Again the key to freedom from fear is a backward look. Examine your reactions to people who may threaten you. Ask yourself, “Am I annoyed toward someone?” Lloyd Sterling was filled with vague fears. “I drive my tractor all alone in a field and find myself gripped with fear. A cold sweat breaks out and I tremble all over.”
A study of his life brought out the answer to his problem. He was racked by smoldering hatred. He and a neighbor had quarreled over who would maintain a fence. He and his wife kept up a running battle over the discipline of the children. He was bitter toward a brother who was a better farmer than he.
Why was he afraid? Because he might lash out at his neighbor and lose the respect of the people in the community. In an angry moment in the house, he might harm the children or cause his wife to leave him. In his fierce competitiveness with his brother, he might make a rash business decision that could ruin his own livelihood.
Lloyd Sterling had reason to be afraid. Most people do. But the loving person is not afraid. If no immediate explanation for fear can be established, an inward look is necessary. What James wrote in his epistle may apply: “Where envy and self-seeking exist, confusion and every evil thing will be there” (James 3:16).

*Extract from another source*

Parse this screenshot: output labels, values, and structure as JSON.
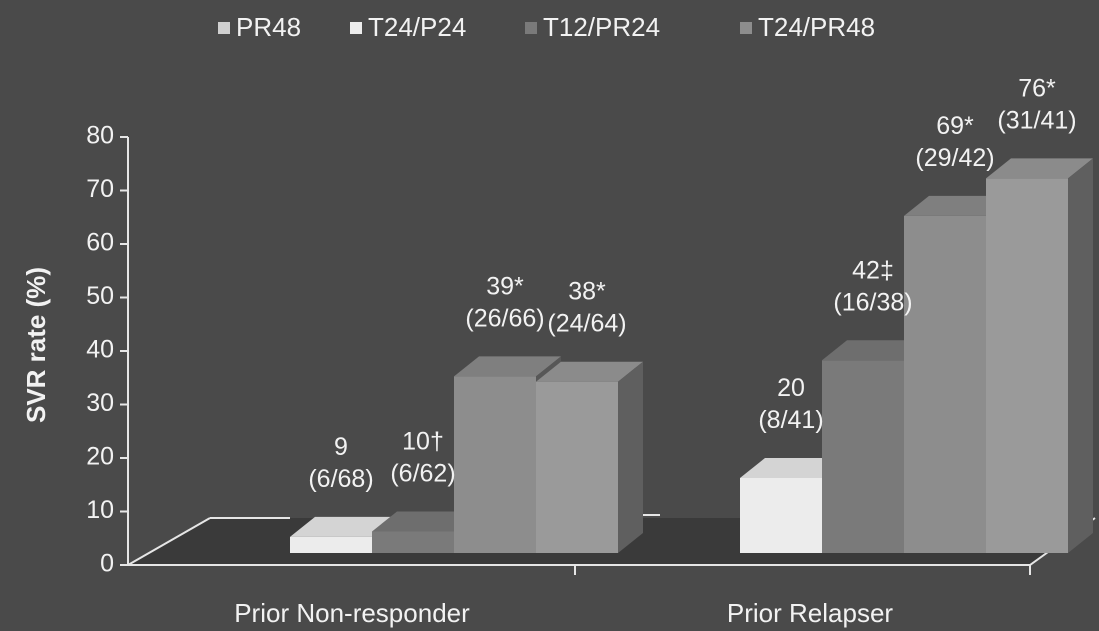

One further comment by Strecker and Appel:
Countless people at every corner unnecessarily deprive themselves not only of pleasure, but actual necessities in order to assuage the goading of a troubled conscience and fulfill a need for punishment. Feelings of unworthiness, of undeservedness, result at every hand in conspicuous neglect of health, comfort, and peace of mind.
The man who, unprovoked, insults his best friend; the man who fails to show up at an important business conference; the girl who refuses an invitation to a party she would very much like to go to; the man who declines to propose to the girl he loves and remains unmarried; the woman who spends endless hours in unnecessary housekeeping drudgery “working her fingers to the bone;” the brilliant man who insists upon engaging in a petty, monotonous routine, a drab, colorless existence; people who seem to court accidents, and have always a tale of hard luck; those who repeatedly make plans which seem inevitably to lead to failure–all may be motivated by guilt, the need for punishment or self-directed anger. Added to this are countless hours of sleepless worry, or self-recrimination, self-accusation, bitter regret, which also may be traced to the same sources (Discovering Ourselves, p. 132).
Revealing What’s Inside
Most people cause their own misery. Their guilt is not imaginary, but real. An inward look and a backward look can give the reasons and point the way to peace of mind. Yet such self-views are not easy to achieve. Man tends to flee from the truth about himself: “Men loved darkness rather than light, because their deeds were evil” (John 3:19).
When a man discovers hatred in his heart, he usually finds other disorders as well. His personality may resemble an iceberg. Perhaps only jealousy shows, or envy, or temper. But submerged are other disastrous emotions that deny him peace. And one emotion can hardly be dealt with singly; every evil deed must be exposed to the light. Yet to what surprising lengths people will go to avoid discovering that which may be “under their skins.”
Some of these methods of avoiding what one discovers about himself will be discussed in the next three chapters.
Questions for review:
- How would you describe the emotions you feel when things go your way?
- On the other hand, how would you describe your feelings when your plans are thwarted, when people are difficult and hurtful or when you receive bad news?
- Do you ever blame the way you act on how you are treated by others or on your circumstances?
- The people in your life may never change their ways. Circumstances may be beyond your control. But there is something you can do to have peace. What is that?
- Look up 1 John 1:9 and read it aloud. Think about what it means to your life and commit it to memory.